The music itself took on something of the sacred, each track being intoned
endlessly by ourselves in ninth grade as though the album were a collection of
hymns reverently to be chanted as part of daily worship. I still had a month
left of junior high school when the album came out, but that was a mere
detail…and I was so ready for whatever was going to come next precisely because
Sgt. Pepper served as a kind of a gateway into an unknown future, and
not just for me alone either but also for more or less an entire generation. To
this day, I know every word of every song. At least until James Taylor released
his Sweet Baby James album in 1970, I thought of “Within You, Without
You” (the only non-Lennon/McCartney song on the album) as my personal anthem. I
could identify any song from its opening second or two. If The Chosen was
where I was going, Sgt. Pepper was where I was. And it opened up to me
the possibility of traveling there under my own steam, propelled forward by the
sheer power of my own will to be as I wished and to become who I wished.
And,
of course, we are coming up on the fiftieth anniversary of the Six Day War, the
single most transformational event in post-Shoah Jewish history. I will have a
lot more to say in its regard when we get to Yom Yerushalayim on Wednesday, May
24, the actual anniversary of the liberation of Jerusalem from Jordanian
control and the re-unification of the city, but today I’d like to speak of the
anniversary in far more personal terms.
My
first visit to Israel was in 1966, the year of my bar-mitzvah. But that trip,
transformational in every meaningful way possible, was only the prelude to what
was to come. (For more about that trip and the effect it had on the adolescent
me, click here and here.)
I
loved Israel in 1966, but it was more than a bit of a third-world country in
those days. The public telephones didn’t work too well. You could only phone
overseas from a post office. Major roads were unpaved. The restrooms in the bus
stations were by American standards unspeakable. Yet there was an intoxicating
feel of newness and adventure everywhere, and the pioneering spirit our
teachers spoke about endlessly in Hebrew School was fully tangible at every
turn. I was not only impressed, but, in
the deepest sense of the word, I was overwhelmed. Nothing felt the same to me
after that trip—certainly nothing back home in Forest Hills, but also nothing
at all elsewhere in the world either—but, in the end, it was the Six Day War
itself that sealed the deal and made me feel that Israel was not only a noble
undertaking destined to have a profound impact on Jewish history, but that the
future of the Jewish people was going to be indelibly and inextricably tied to
the future history of the State in a way that was already making it
impossible to think of one without simultaneously thinking also of the other
and which would eventually shape my own sense of the meaning of Jewish history
in our time.
And
that was the story of my fourteenth year. Out there, the world was focused on
the summer of love as it was unfolding in San Francisco, New York, and London.
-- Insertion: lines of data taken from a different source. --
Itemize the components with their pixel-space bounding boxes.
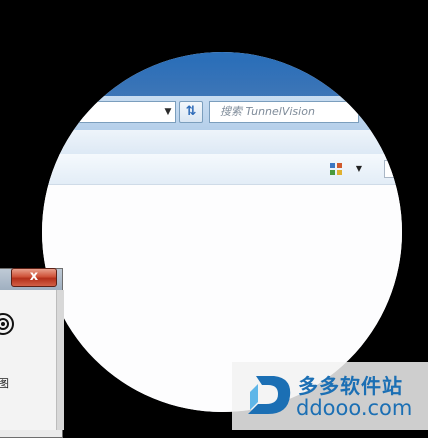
watermark-url: ddooo.com bbox=[296, 396, 413, 420]
magnifier-lens: ▼ ⇅ 搜索 TunnelVision ▼ bbox=[42, 52, 402, 412]
dialog-scrollbar[interactable] bbox=[56, 290, 64, 430]
explorer-window: ▼ ⇅ 搜索 TunnelVision ▼ bbox=[42, 52, 402, 412]
view-mode-icon[interactable] bbox=[330, 163, 343, 176]
close-button[interactable]: x bbox=[11, 268, 57, 287]
address-input[interactable] bbox=[60, 101, 176, 123]
dialog-label-fragment: 图 bbox=[0, 377, 9, 390]
window-titlebar bbox=[42, 52, 402, 100]
preview-pane-button[interactable] bbox=[384, 160, 402, 178]
menu-bar bbox=[42, 130, 402, 155]
refresh-arrows-icon: ⇅ bbox=[185, 104, 197, 119]
radio-option-icon[interactable] bbox=[0, 312, 15, 336]
ddooo-logo-icon bbox=[248, 376, 291, 414]
search-input[interactable]: 搜索 TunnelVision bbox=[209, 101, 359, 123]
refresh-button[interactable]: ⇅ bbox=[179, 101, 203, 123]
watermark-name: 多多软件站 bbox=[298, 374, 403, 398]
close-icon: x bbox=[29, 269, 39, 284]
chevron-down-icon[interactable]: ▼ bbox=[161, 104, 175, 120]
view-options-dropdown[interactable]: ▼ bbox=[353, 162, 365, 176]
command-toolbar bbox=[42, 154, 402, 185]
dialog-body bbox=[0, 290, 56, 430]
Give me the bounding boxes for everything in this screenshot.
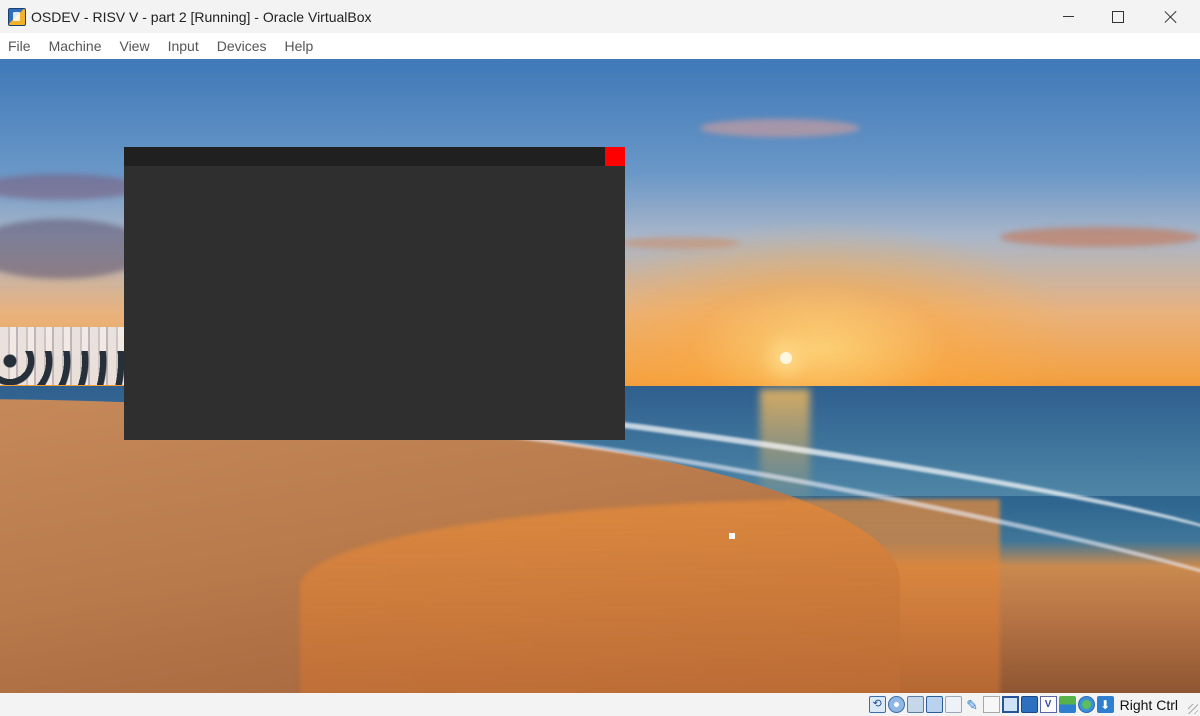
menu-input[interactable]: Input [168,38,199,54]
mouse-integration-icon[interactable] [1077,696,1095,713]
recording-icon[interactable] [1020,696,1038,713]
maximize-button[interactable] [1095,0,1141,33]
mouse-cursor [729,533,735,539]
vm-display[interactable] [0,59,1200,693]
cloud [1000,227,1200,247]
cpu-icon[interactable] [1058,696,1076,713]
host-key-label: Right Ctrl [1119,696,1178,713]
cloud [620,237,740,249]
menu-view[interactable]: View [119,38,149,54]
close-button[interactable] [1148,0,1194,33]
folder-icon[interactable] [982,696,1000,713]
menu-bar: File Machine View Input Devices Help [0,33,1200,59]
palm-trees [0,351,124,385]
menu-file[interactable]: File [8,38,31,54]
window-title: OSDEV - RISV V - part 2 [Running] - Orac… [31,9,372,25]
usb-icon[interactable] [944,696,962,713]
menu-machine[interactable]: Machine [49,38,102,54]
hard-disk-icon[interactable]: ⟲ [868,696,886,713]
maximize-icon [1112,10,1124,23]
menu-help[interactable]: Help [285,38,314,54]
shared-folders-icon[interactable]: ✎ [964,696,981,713]
display-icon[interactable] [1001,696,1019,713]
minimize-icon [1062,16,1074,17]
guest-window-close-button[interactable] [605,147,625,166]
guest-additions-icon[interactable]: V [1039,696,1057,713]
host-key-icon[interactable]: ⬇ [1096,696,1114,713]
guest-window-titlebar[interactable] [124,147,625,166]
minimize-button[interactable] [1045,0,1091,33]
sun [780,352,792,364]
window-titlebar[interactable]: OSDEV - RISV V - part 2 [Running] - Orac… [0,0,1200,33]
status-bar: ⟲ ✎ V ⬇ Right Ctrl [0,693,1200,716]
guest-window[interactable] [124,147,625,440]
audio-icon[interactable] [906,696,924,713]
optical-drive-icon[interactable] [887,696,905,713]
close-icon [1164,10,1178,24]
network-icon[interactable] [925,696,943,713]
virtualbox-app-icon [8,8,26,26]
menu-devices[interactable]: Devices [217,38,267,54]
cloud [700,119,860,137]
resize-grip[interactable] [1188,704,1198,714]
cloud [0,174,140,200]
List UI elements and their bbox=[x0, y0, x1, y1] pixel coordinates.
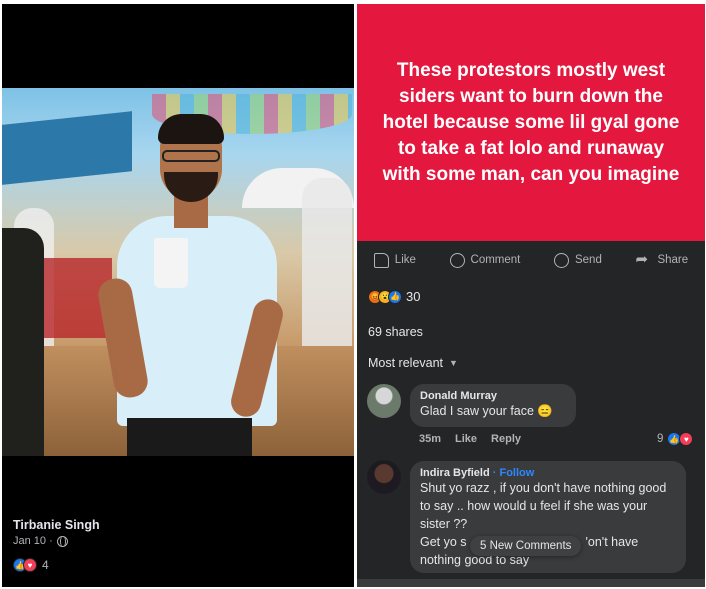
sort-label: Most relevant bbox=[368, 356, 444, 370]
blue-tent bbox=[2, 111, 132, 185]
share-arrow-icon bbox=[635, 250, 651, 268]
share-button[interactable]: Share bbox=[635, 250, 689, 268]
comment-text: Shut yo razz , if you don't have nothing… bbox=[420, 481, 667, 531]
chevron-down-icon: ▼ bbox=[449, 358, 458, 368]
reaction-count: 30 bbox=[406, 289, 421, 304]
new-comments-pill[interactable]: 5 New Comments bbox=[470, 536, 582, 556]
like-reaction-icon: 👍 bbox=[388, 289, 402, 304]
send-button[interactable]: Send bbox=[553, 252, 602, 268]
right-post-panel: These protestors mostly west siders want… bbox=[357, 4, 705, 587]
messenger-icon bbox=[553, 252, 569, 268]
post-action-bar: Like Comment Send Share bbox=[357, 248, 705, 272]
globe-icon bbox=[56, 535, 68, 547]
comment-bubble: Indira Byfield · Follow Shut yo razz , i… bbox=[410, 461, 686, 573]
reaction-summary[interactable]: 👍 ♥ 4 bbox=[13, 558, 49, 572]
thumbs-up-icon bbox=[373, 252, 389, 268]
comment-time[interactable]: 35m bbox=[419, 433, 441, 445]
text-post-banner[interactable]: These protestors mostly west siders want… bbox=[357, 4, 705, 241]
comment-label: Comment bbox=[470, 254, 521, 266]
comment-meta: 35m Like Reply bbox=[419, 433, 521, 445]
shares-count[interactable]: 69 shares bbox=[368, 325, 423, 339]
comment-like-button[interactable]: Like bbox=[455, 433, 477, 445]
share-label: Share bbox=[657, 254, 689, 266]
comment-text-part-b: 'on't have bbox=[585, 535, 639, 549]
commenter-name[interactable]: Indira Byfield bbox=[420, 467, 490, 479]
send-label: Send bbox=[574, 254, 602, 266]
comment-reply-button[interactable]: Reply bbox=[491, 433, 521, 445]
white-cup bbox=[154, 238, 188, 288]
comment-sort-dropdown[interactable]: Most relevant ▼ bbox=[368, 356, 458, 370]
commenter-header: Indira Byfield · Follow bbox=[420, 467, 676, 479]
poster-name[interactable]: Tirbanie Singh bbox=[13, 518, 100, 532]
banner-text: These protestors mostly west siders want… bbox=[382, 59, 680, 185]
avatar[interactable] bbox=[367, 384, 401, 418]
post-meta: Jan 10 · bbox=[13, 535, 68, 547]
man-glasses bbox=[162, 150, 220, 162]
comment-text: Glad I saw your face 😑 bbox=[420, 404, 553, 418]
comment-icon bbox=[449, 252, 465, 268]
commenter-name[interactable]: Donald Murray bbox=[420, 390, 566, 402]
man-hair bbox=[158, 114, 224, 144]
foreground-dark-figure bbox=[2, 228, 44, 456]
reaction-summary-right[interactable]: 😡 😮 👍 30 bbox=[368, 289, 420, 304]
comment-text-part-a: Get yo s bbox=[420, 535, 467, 549]
like-button[interactable]: Like bbox=[373, 252, 416, 268]
post-photo[interactable] bbox=[2, 88, 354, 456]
left-post-panel: Tirbanie Singh Jan 10 · 👍 ♥ 4 bbox=[2, 4, 354, 587]
post-date[interactable]: Jan 10 · bbox=[13, 535, 53, 547]
comment-reaction-count: 9 bbox=[657, 433, 664, 445]
like-label: Like bbox=[394, 254, 416, 266]
comment-button[interactable]: Comment bbox=[449, 252, 521, 268]
comment-bubble: Donald Murray Glad I saw your face 😑 bbox=[410, 384, 576, 427]
reaction-count: 4 bbox=[42, 558, 49, 572]
avatar[interactable] bbox=[367, 460, 401, 494]
comment-input-bar[interactable] bbox=[357, 579, 705, 587]
man-pants bbox=[127, 418, 252, 456]
love-reaction-icon: ♥ bbox=[679, 432, 694, 446]
man-beard bbox=[164, 172, 218, 202]
comment-reaction-summary[interactable]: 9 👍 ♥ bbox=[657, 432, 694, 446]
love-reaction-icon: ♥ bbox=[23, 558, 37, 572]
follow-link[interactable]: · Follow bbox=[493, 467, 535, 479]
(I actually attended—or at least put in a nervous appearance—at the Be-In in
Central Park’s Sheep Meadow that spring, which I remember as being remarkably
like its depiction in Miloš Forman’s movie version of Hair. But that
will have to be another story for another time.) But for me, it was the year of
three things backed up by three other things—the Six Day War backed up by my
experiences a year earlier in Israel, The Chosen backed up by Narcissus
and Goldmund, and Sgt. Pepper’s Lonely Hearts Club Band backed up by
every album I owned that came before it and which created the hole where the
rain got in, and got my mind to wondering where it could go oh, where it could
go. Oh! And where I went too, as it turned out.